Properly prepping for a horse show will help ensure your success, and make sure both you and your horse are in tip top shape. Below, Hannah, our 12 year old horse fanatic, will walk you through how she gets ready for one of her shows.
You should always get ready for a show the night before the show. Most schooling shows are only a day long, while others are longer. Still, others like the WEF (Winter Equestrian Festival), can be an entire week. The rest of this post will discuss how to get ready for a hunter/jumper horse show.
Things included in show prep are braiding, bathing, and packing. If possible, it’s best to arrive at the barn around noon.
When I get to the barn I first bathe her. If she has dried mud on her I groom it off before the bath. I do this because the hose will only make it harder to get off. I use a bath brush when I wash horses. A bath brush is a grooming brush with a sponge in the middle and hard bristles around the edges.
- Rinse Horse — ALWAYS do the legs first then work your way up the body. You don’t have to do the belly but you can. It just takes a really long time to dry.
- Put a small amount of shampoo on your hand or brush and scrub. With horse shampoo a little goes a long way because it is hard to get off.
- Mane — Only clean the mane if it’s visibly dirty, dandruff helps your grip for braiding. Rinse the mane and put some shampoo on your hand and work it into the mane. Keep doing this until the mane is soapy. Then rinse it off. If you use one, now is the time for conditioner. Let it sit in the mane for 5-10 minutes while you condition the body.
- Conditioning Body — It’s best to just use your hands for this. Make sure to get under the mane because you’ll be braiding it later. Let it sit for a while so you can do the tail.
- Washing the tail — Again, don’t do this if you’re braiding it or it’s visibly dirty. Fill a CLEAN bucket with water and pour some shampoo into it while the water runs. Put the tail into the bucket and then take it out. Rinse VERY thoroughly. Then condition it.

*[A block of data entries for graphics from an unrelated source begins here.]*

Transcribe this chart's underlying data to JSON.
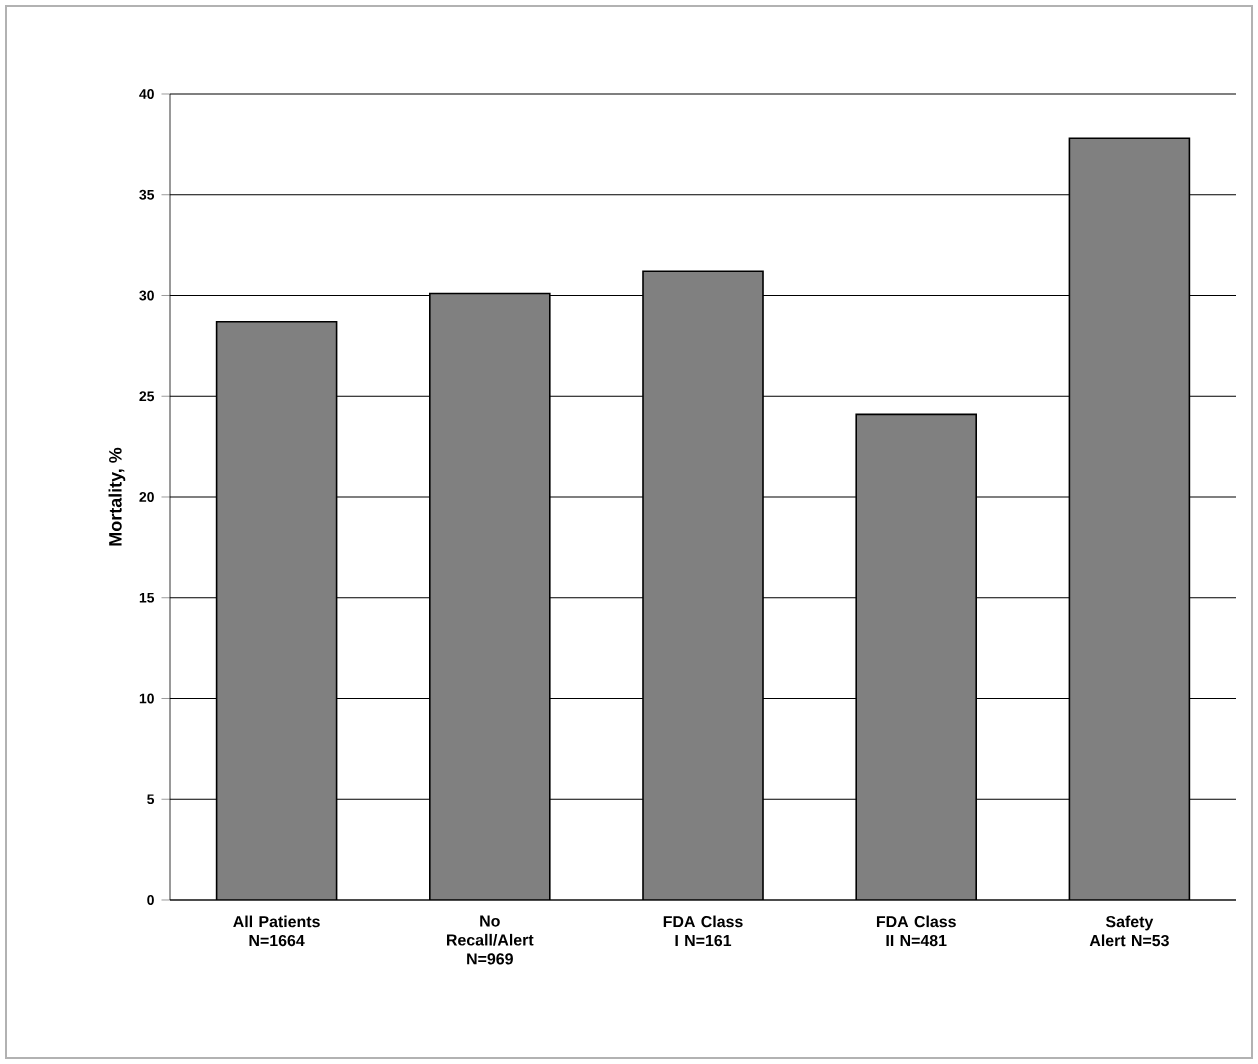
{
  "chart_data": {
    "type": "bar",
    "ylabel": "Mortality, %",
    "categories": [
      "All Patients N=1664",
      "No Recall/Alert N=969",
      "FDA Class I N=161",
      "FDA Class II N=481",
      "Safety Alert N=53"
    ],
    "values": [
      28.7,
      30.1,
      31.2,
      24.1,
      37.8
    ],
    "color": "#808080",
    "ylim": [
      0,
      40
    ],
    "yticks": [
      0,
      5,
      10,
      15,
      20,
      25,
      30,
      35,
      40
    ],
    "grid": "y"
  }
}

- Condition the tail — Make sure it’s really wet then put conditioner into your hands and work it into the tail.
- Rinse the mane
- Rinse Body — Run your hand over the coat as you rinse to get any excess shampoo or conditioner out.
- Rinse the tail — Make sure to get it ALL out.
- Sweat Scraper — Use a squeegee like tool to scrape of any excess water.
If possible, it’s best to tie your horse in the sun after a bath to dry. While your horse dries you can move on to something else, like tack cleaning. You can do a deep clean or a short one. If you need to deep clean your tack you need to take your bridle apart and clean every piece individually with cleaner, polish, and conditioner.
If your bit is dirty you can buy bit wipes or just scrub with water and a cloth.
If the saddle also needs to be done, you need a wide variety of things. You can pick and choose what you want though:
- Detach stirrups/stirrup leathers — Some people use spray on cleaner with a cloth and others use traditional Saddle Soap and sponge. It is best to use a cloth for straps like stirrup leathers.
- Stirrup irons – An electric toothbrush will work best for the bottom part where your foot goes. You can just dip it in water. For the rest of it just use water and a cloth.
- Nooks and crannies — use a normal tooth brush with either saddle soap or spray on it.
- Rest of saddle — Use your soap and sponge in any way you want. (Repeat these steps as needed with your boots).
Tips on how to keep what you cleaned, clean:
- Put your saddle in a saddle bag or case
- Put your bridle in a bridle bag
- Put a cooler sheet or dress sheet on your horse
- Don’t turn your horse out
What to Pack to a One Day Hunter Schooling Show
- Show Pad
- Hoof oil (optional)
- Show Outfit
- Crop (optional)
- Splint Boots (not allowed at most schooling shows so check the rules)
- Special Show Halter/Lead Rope (optional)
- Groom Kit
- Lunge Line
- Lunge Whip
- Horse Treats (optional)
What to Wear to a Hunter Show
- Show jacket
- Show shirt
- Tan Knee Patch Breeches
- Tall Field boots
- Helmet (This one on amazon is similar to mine in the above picture)
- Black Gloves
- Hairnet/Bun holder
Classes at Hunter Shows
As a bonus, it’s a good idea to know what classes you’ll be in before the show starts so you can be prepared, like if you have to memorize a jump course, for example. Here are a few examples of classes:
Flat classes are those with no jumps or poles and has multiple horses in the ring at one time. There are many different varieties of these classes like equitation, bridle path or pleasure, and there are even more within this. You can choose to do a walk-trot class or a walk-trot-canter class.
There are also Showmanship classes which is when you go into the arena unmounted.
The way it works is that you lead the horse by the bridle and perform the course. Most Showmanship courses include weaving through cones, trotting, walking, halting, backing, or pivoting and are judged on how well the horse behaves.
You’ll especially want to practice the pivots, backing, and halting because most horses make a fuss about those tasks.
Another class offered in Hunter shows are the jumping classes. They are offered in a variety of different heights. For the smaller jumps it may be an option to perform the class at a trot.